Prima tappa il Salotto Creativo della insostituibile e instancabile sig. ra Carla in Salita Ai 4 Canti, dove vado, oltre che a comprare, a rimirare i suoi tesori e fare due chiacchiere. Tra i tesori, appunto, che mi sento in dovere segnalare; bottoncini di ceramica e di madreperla, fiori e nappine in stoffa e, soprattutto, lini da ricamo (introvabili a Genova a prezzi umani).
E poi dei manufatti davvero particolari, tra cui i paralumi ricamati a giorno dalla sig. ra Carla e due teli in seta dipinta di cui mi sono innamorata a prima vista (anche se purtroppo per ovvie ragioni di vincolo di bilancio resterà un amore privo di sbocchi futuri), che rappresentano rispettivamente un guerriero a cavallo e una barchetta in mezzo al mare di notte (per ogni onda del mare una strisciolina di seta cucita, pazzesco!!)

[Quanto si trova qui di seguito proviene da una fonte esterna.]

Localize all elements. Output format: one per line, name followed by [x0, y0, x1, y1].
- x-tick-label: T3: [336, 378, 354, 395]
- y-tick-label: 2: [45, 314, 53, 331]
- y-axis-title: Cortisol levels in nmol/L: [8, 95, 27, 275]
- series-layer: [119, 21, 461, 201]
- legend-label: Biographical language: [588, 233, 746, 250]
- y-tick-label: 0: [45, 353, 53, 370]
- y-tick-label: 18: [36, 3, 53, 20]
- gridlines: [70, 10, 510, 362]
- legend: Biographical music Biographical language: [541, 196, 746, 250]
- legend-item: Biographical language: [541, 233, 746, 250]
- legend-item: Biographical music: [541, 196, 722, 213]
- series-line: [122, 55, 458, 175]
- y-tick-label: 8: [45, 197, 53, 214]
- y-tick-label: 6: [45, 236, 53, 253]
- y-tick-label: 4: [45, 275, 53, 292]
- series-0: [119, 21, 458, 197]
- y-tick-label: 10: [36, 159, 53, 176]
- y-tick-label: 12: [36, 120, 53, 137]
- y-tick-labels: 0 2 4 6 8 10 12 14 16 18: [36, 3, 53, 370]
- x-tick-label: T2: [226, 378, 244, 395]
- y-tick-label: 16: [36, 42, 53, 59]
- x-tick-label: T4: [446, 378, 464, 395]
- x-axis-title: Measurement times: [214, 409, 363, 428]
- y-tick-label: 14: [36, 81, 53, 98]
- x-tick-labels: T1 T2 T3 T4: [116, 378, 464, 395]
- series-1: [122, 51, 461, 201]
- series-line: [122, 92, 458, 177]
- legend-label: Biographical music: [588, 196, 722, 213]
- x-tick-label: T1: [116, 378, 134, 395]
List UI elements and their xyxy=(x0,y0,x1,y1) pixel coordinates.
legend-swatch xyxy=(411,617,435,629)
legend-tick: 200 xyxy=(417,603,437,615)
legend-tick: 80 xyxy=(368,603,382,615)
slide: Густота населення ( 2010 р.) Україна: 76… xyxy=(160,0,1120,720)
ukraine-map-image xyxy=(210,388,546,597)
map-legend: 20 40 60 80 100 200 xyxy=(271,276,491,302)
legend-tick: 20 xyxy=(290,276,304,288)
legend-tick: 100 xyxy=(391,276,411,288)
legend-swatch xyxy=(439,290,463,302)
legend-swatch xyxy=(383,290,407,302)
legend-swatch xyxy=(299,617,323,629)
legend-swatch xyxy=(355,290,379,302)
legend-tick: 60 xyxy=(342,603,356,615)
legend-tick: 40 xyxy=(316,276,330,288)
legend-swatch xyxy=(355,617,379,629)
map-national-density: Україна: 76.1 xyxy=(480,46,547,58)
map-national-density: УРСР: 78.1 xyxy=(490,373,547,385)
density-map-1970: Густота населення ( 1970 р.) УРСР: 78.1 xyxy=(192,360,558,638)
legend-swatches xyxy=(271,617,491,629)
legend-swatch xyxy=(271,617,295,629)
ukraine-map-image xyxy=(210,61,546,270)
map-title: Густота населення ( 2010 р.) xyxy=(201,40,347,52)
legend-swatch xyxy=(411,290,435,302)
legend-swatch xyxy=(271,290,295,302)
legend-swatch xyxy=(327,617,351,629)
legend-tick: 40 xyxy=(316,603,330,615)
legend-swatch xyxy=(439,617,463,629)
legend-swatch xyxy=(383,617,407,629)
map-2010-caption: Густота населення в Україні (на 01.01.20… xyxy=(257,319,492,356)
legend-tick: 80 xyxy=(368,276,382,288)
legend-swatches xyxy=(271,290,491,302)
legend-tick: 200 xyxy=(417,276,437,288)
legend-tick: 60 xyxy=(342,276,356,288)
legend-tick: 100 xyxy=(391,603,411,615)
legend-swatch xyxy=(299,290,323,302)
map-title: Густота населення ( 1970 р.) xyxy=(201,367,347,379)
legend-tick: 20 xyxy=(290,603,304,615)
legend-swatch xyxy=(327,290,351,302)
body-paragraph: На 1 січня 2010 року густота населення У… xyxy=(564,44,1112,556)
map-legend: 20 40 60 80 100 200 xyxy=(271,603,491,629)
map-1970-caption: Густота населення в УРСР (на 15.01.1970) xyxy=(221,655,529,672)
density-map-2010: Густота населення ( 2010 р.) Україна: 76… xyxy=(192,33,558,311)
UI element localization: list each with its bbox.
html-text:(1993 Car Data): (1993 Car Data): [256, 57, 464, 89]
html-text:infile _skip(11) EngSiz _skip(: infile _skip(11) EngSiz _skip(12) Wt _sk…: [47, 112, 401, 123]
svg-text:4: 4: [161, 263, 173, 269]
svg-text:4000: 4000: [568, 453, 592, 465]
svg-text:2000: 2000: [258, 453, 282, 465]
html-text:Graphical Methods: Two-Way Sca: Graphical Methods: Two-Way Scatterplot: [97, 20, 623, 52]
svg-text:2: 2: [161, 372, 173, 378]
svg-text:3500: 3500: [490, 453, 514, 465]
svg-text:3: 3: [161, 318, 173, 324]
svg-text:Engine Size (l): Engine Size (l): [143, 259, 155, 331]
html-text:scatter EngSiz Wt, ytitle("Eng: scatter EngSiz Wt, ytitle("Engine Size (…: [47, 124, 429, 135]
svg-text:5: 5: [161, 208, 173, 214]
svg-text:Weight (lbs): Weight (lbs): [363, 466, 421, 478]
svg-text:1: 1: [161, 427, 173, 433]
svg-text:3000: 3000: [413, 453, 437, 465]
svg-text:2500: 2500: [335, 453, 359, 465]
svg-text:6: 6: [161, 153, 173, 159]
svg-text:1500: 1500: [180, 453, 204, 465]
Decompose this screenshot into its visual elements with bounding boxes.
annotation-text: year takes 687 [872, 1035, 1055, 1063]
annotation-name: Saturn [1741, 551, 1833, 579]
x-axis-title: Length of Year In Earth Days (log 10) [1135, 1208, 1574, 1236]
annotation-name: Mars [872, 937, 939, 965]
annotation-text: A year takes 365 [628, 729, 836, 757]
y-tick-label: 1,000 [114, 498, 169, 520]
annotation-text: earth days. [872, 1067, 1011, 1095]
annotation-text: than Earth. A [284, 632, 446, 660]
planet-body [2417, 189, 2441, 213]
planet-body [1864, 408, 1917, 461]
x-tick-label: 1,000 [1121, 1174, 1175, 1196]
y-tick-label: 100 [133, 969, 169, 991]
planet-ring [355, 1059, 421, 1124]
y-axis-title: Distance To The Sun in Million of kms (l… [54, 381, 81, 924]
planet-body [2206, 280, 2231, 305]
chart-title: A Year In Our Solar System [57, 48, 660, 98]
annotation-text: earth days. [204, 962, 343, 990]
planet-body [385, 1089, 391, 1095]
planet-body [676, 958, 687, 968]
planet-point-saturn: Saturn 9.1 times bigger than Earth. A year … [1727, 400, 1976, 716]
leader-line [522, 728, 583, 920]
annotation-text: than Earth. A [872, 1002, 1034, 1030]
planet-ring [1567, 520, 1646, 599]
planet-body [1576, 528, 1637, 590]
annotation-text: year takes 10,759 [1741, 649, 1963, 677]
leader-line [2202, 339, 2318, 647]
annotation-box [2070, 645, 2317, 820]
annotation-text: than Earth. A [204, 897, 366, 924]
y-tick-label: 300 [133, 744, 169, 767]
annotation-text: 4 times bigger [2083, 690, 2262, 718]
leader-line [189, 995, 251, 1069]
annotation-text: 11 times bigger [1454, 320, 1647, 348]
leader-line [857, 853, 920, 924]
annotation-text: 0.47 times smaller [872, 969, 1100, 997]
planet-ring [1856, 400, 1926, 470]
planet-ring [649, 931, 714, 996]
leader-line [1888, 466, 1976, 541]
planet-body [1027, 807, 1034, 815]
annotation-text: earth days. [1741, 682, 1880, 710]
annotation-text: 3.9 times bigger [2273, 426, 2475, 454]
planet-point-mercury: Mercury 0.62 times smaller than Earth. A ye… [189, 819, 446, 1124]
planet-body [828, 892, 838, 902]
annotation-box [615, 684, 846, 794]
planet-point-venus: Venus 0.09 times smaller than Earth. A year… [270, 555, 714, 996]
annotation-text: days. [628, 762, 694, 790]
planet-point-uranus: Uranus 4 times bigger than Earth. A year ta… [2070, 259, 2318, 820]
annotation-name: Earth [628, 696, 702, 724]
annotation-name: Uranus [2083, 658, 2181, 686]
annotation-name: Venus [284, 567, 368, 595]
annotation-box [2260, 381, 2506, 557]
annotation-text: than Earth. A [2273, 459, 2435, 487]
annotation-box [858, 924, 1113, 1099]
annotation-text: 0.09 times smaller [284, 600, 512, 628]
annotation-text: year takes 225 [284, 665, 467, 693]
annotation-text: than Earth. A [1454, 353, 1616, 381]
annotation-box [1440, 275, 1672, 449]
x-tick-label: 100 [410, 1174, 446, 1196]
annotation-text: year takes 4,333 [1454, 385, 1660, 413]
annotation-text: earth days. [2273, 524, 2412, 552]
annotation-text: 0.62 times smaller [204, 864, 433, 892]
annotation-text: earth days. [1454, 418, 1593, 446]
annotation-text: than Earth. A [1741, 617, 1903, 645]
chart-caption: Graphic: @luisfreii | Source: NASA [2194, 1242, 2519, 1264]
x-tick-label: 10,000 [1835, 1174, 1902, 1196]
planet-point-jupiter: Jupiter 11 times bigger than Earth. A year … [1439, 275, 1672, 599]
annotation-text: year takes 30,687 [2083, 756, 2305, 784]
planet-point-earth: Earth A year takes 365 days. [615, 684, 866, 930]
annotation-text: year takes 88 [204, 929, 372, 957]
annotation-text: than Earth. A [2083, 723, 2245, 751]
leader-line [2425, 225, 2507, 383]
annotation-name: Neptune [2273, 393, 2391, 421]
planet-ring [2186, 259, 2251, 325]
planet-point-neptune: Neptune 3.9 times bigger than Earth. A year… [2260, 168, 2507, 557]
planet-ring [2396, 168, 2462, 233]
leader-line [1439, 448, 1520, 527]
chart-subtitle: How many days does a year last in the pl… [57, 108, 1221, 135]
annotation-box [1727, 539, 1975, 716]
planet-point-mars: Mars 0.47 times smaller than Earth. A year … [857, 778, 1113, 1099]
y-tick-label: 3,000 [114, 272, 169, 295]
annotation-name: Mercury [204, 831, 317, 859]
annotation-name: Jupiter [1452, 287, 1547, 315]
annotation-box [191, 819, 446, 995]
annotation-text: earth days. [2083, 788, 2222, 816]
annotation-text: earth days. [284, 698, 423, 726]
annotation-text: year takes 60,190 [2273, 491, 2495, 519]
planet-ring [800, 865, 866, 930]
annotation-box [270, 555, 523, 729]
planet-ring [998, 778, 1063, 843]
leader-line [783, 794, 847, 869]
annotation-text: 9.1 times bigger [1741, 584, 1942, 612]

Seconda tappa; il mercatino vintage di Galleria Mazzini, rassegna mensile imperdibile di cose più o meno belle, ma se non altro colorate e divertenti; tazze, tazzine, chicchere e pinzillacchere, nuove, seminuove, sbeccate o da buttare, mobili, mobiletti, cassettiere e credenzine antichi, anticati o smaccatamente rifatti, giocattoli, libri, libretti, foto, cartoline, stampe antiche (quelle belle davvero!), bijoux, soprammobili, ninnoli vari. Insomma un po' all'insegna delle buone cose di pessimo gusto di gozzaniana memoria.
Mi fa sempre sorridere il capannello di donne attorno al banchetto dell'artigianato russo (che, per chi è pratico, resta già fuori dalla galleria, in largo San Giuseppe, proprio di fronte alla chiesa di Santa Marta) con il suo groviglio di fili di perle scaramazze, pietre semipreziose e resine sintetiche e, nell'altra metà del banco, la pila dei colbacchi, assolutamente inutili per i mitissimi inverni genovesi, ma ugualmente contesi dalle clienti che sgomitano per provarseli, forse decise a sentirsi per un'ora Anna Karenina, l'Anna Karenina della pausa pranzo.